Daarop reageren dan weer jurist en schrijver Claire Schut en veteraan-journalist Bob Lagaaij. Op hun beurt vegen ze de vloer aan met de uitlatingen van De Rek. En vervolgens voelt als Letterenfondsadviseur bijklussend NRC-redacteur Berthold van Maris zich geroepen om een duit in het zakje te doen, maar dan ter verdediging van de Volkskrant.
Omdat Reporters Online vooral benieuwd is naar hoe de ombudsman van de Volkskrant, Jeroen Trommelen, tegen dit geval aankijkt. Hij bericht:
“‘Eigen’ boeken van Volkskrant-medewerkers worden niet gerecenseerd. Wanneer de publicatie volgens de redactie interessant genoeg is voor de lezer, wordt naar een oplossing gezocht. Dat kan bijvoorbeeld een voorpublicatie zijn of iets dat een ‘beschouwing’ wordt genoemd, dus zonder onafhankelijk oordeel. Als iemand over zijn/haar eigen onderzoek of publicatie schrijft, moet dat duidelijk worden vermeld in de tekst. Als ombudsman steun ik dit redactiebeleid, hoewel ik het verstandiger zou vinden wanneer soms van deze regel zou worden afgeweken.

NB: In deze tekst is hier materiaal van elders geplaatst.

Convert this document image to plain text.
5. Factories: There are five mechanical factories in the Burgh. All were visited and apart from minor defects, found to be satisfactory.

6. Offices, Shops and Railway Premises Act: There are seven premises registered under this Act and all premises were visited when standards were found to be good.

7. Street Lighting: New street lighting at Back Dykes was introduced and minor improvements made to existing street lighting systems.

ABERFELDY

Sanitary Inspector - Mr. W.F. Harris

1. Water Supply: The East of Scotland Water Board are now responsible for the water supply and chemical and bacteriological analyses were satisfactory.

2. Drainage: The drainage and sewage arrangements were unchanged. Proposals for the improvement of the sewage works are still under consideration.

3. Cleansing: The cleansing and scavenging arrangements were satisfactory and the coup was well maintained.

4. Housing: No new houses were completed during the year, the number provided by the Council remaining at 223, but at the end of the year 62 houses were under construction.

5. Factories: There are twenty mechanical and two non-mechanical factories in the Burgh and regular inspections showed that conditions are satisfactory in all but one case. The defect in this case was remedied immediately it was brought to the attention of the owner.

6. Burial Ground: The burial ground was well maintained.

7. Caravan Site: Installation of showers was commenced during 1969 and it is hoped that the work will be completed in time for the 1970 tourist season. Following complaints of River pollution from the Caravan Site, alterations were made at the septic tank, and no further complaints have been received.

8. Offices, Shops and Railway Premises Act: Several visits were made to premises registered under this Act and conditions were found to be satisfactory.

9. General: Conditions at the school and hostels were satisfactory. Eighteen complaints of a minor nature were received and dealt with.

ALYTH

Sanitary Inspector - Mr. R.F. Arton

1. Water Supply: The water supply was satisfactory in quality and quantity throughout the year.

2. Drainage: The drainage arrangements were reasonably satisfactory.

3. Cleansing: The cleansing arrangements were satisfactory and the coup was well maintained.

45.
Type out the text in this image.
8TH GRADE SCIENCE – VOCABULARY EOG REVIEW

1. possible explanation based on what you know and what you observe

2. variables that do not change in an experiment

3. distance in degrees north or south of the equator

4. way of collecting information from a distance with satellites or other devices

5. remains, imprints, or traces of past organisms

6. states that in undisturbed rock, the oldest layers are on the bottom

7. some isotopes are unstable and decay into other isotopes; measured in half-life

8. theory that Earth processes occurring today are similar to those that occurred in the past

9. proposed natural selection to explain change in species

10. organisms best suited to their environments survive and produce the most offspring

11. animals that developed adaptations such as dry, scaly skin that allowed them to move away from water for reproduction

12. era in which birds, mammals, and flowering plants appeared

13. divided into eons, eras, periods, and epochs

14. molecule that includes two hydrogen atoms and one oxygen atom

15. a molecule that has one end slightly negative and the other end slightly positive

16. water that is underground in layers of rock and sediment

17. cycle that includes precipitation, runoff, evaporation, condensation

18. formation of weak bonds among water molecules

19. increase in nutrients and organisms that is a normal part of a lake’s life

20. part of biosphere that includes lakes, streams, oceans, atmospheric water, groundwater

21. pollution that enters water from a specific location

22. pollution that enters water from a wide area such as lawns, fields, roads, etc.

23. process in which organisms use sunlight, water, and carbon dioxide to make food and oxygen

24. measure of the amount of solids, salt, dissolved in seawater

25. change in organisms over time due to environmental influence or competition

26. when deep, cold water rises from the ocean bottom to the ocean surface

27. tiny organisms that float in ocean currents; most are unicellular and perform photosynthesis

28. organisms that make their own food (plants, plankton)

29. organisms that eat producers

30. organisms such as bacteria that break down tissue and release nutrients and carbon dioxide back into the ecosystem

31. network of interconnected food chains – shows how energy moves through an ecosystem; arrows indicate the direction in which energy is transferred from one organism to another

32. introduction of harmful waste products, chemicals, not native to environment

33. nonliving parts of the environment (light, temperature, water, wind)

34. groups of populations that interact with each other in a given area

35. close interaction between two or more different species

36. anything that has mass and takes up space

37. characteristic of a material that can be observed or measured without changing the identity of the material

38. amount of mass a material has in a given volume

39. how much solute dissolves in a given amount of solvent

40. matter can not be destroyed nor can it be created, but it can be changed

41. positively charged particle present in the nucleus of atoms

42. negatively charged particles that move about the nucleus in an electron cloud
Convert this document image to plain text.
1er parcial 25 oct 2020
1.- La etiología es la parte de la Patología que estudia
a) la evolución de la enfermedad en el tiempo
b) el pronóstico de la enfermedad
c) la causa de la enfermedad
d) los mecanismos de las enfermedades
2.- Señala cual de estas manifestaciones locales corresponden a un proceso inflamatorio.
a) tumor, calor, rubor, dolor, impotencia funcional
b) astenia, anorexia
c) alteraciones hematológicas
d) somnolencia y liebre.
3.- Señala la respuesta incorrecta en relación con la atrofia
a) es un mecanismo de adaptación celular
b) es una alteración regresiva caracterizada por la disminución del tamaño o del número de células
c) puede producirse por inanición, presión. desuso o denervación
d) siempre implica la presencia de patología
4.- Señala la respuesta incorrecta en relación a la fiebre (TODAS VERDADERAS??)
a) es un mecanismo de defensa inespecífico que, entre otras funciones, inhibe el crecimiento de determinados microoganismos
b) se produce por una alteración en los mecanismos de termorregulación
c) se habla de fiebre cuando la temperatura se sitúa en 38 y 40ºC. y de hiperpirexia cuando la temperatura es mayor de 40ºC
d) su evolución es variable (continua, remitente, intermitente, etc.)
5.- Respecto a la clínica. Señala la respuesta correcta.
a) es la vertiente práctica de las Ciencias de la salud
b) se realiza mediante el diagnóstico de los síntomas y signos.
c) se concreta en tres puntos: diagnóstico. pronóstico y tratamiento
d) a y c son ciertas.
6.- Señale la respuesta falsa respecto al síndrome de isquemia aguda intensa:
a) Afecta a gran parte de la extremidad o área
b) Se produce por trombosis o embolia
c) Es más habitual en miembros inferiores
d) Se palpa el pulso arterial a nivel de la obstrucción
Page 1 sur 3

Over sommige belangrijke of veel verkochte boeken van eigen redacteuren/medewerkers, zou ik liever het oordeel van een onafhankelijk recensent lezen dan bijvoorbeeld een voorpublicatie. De krant heeft immers ook een gidsfunctie. Ik ben er van overtuigd dat zo’n onafhankelijke auteur altijd wel ergens te vinden is.

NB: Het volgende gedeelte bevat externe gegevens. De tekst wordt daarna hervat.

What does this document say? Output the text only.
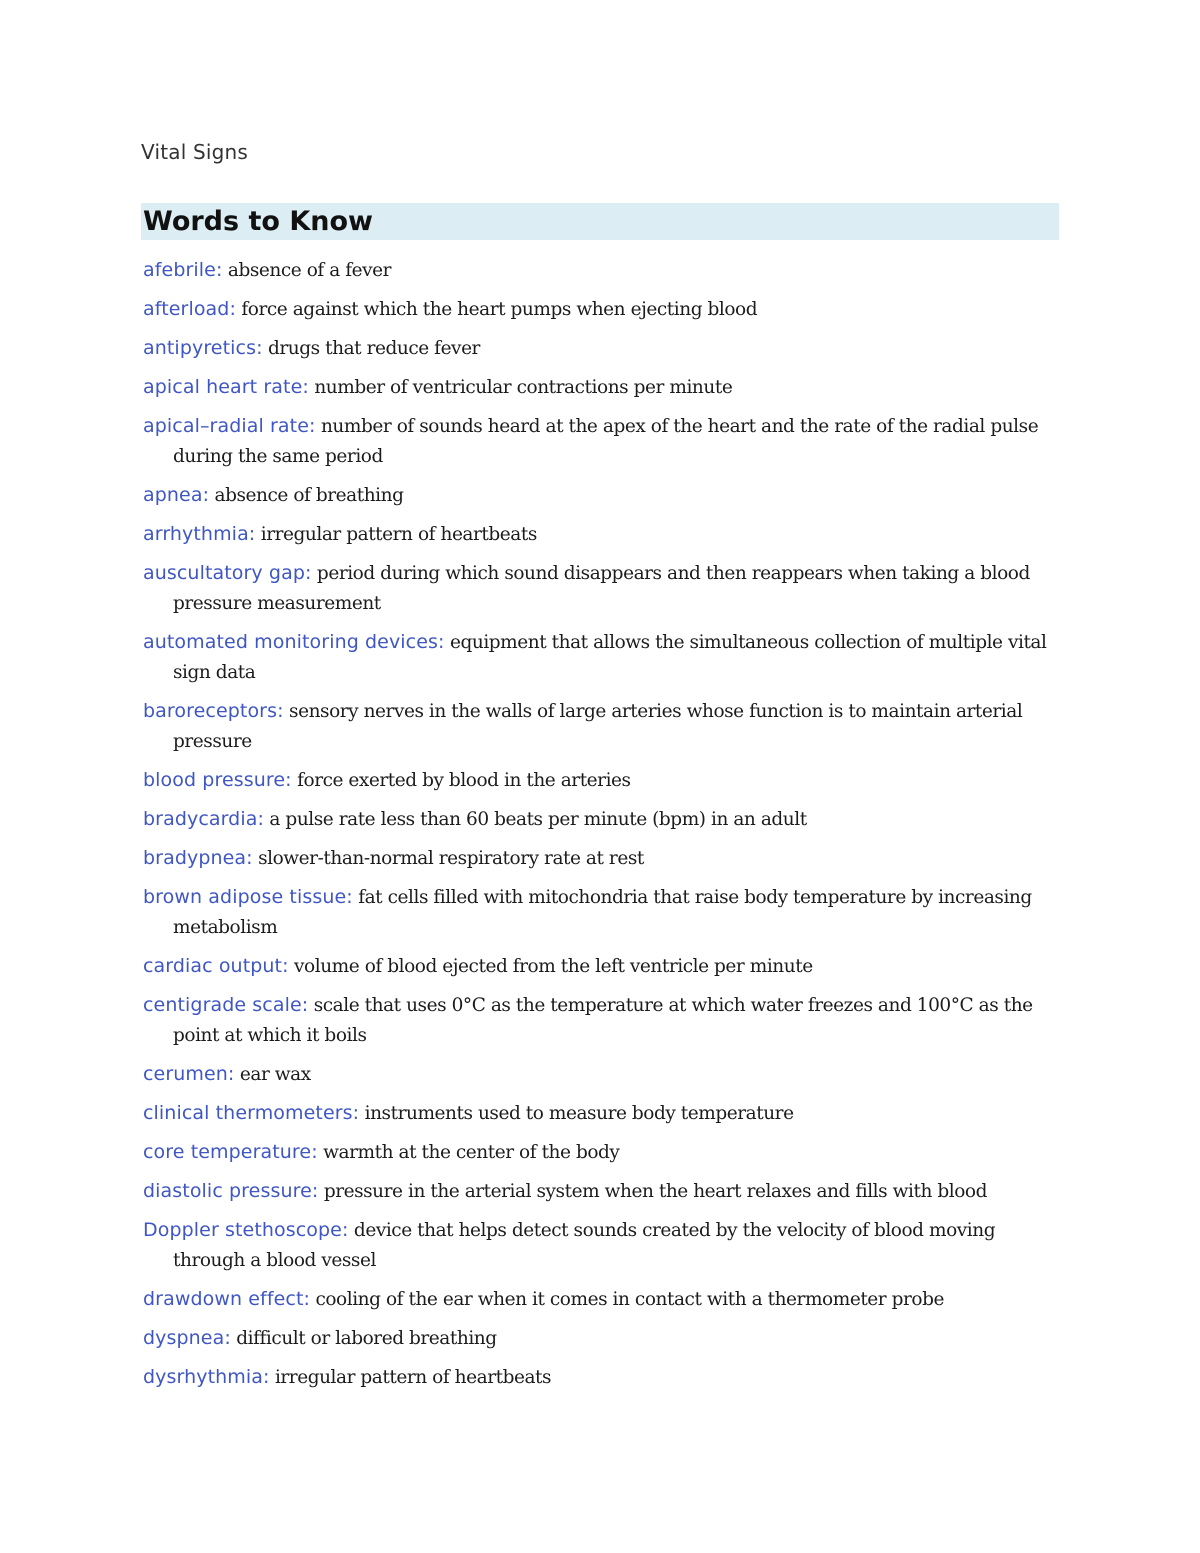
Vital Signs
Words to Know
afebrile: absence of a fever
afterload: force against which the heart pumps when ejecting blood
antipyretics: drugs that reduce fever
apical heart rate: number of ventricular contractions per minute
apical–radial rate: number of sounds heard at the apex of the heart and the rate of the radial pulse during the same period
apnea: absence of breathing
arrhythmia: irregular pattern of heartbeats
auscultatory gap: period during which sound disappears and then reappears when taking a blood pressure measurement
automated monitoring devices: equipment that allows the simultaneous collection of multiple vital sign data
baroreceptors: sensory nerves in the walls of large arteries whose function is to maintain arterial pressure
blood pressure: force exerted by blood in the arteries
bradycardia: a pulse rate less than 60 beats per minute (bpm) in an adult
bradypnea: slower-than-normal respiratory rate at rest
brown adipose tissue: fat cells filled with mitochondria that raise body temperature by increasing metabolism
cardiac output: volume of blood ejected from the left ventricle per minute
centigrade scale: scale that uses 0°C as the temperature at which water freezes and 100°C as the point at which it boils
cerumen: ear wax
clinical thermometers: instruments used to measure body temperature
core temperature: warmth at the center of the body
diastolic pressure: pressure in the arterial system when the heart relaxes and fills with blood
Doppler stethoscope: device that helps detect sounds created by the velocity of blood moving through a blood vessel
drawdown effect: cooling of the ear when it comes in contact with a thermometer probe
dyspnea: difficult or labored breathing
dysrhythmia: irregular pattern of heartbeats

Die wens heb ik overigens niet over de publicatie waar Menkveld de coauteur was. Ik zie dat als een niche-productie over een gespecialiseerd veld. Van mij had in de inleiding van het stuk nog iets nadrukkelijker mogen staan dat de auteurs een eigen werk beschouwden. Het stond er overigens wel, en ook in de tekst zelf bleek het zonneklaar, dus die omissie lijkt me te overzien. Ik vind verder dat de lezer (beter) geïnformeerd moet worden over het recensiebeleid ten aanzien van ‘eigen’ boeken, al is het maar om misverstanden en overbodige polemiek te voorkomen. Het is iets dat ik de redactie op allerlei manieren probeer duidelijk te maken: ben transparant over wat je doet en waarom; dat scheelt veel misverstanden en ellende.”
We benaderden ook de schrijfster van het WC-eendstuk, Emilia Menkveld, met de vraag hoe ze haar publicatie rechtvaardigt. Een reactie bleef uit.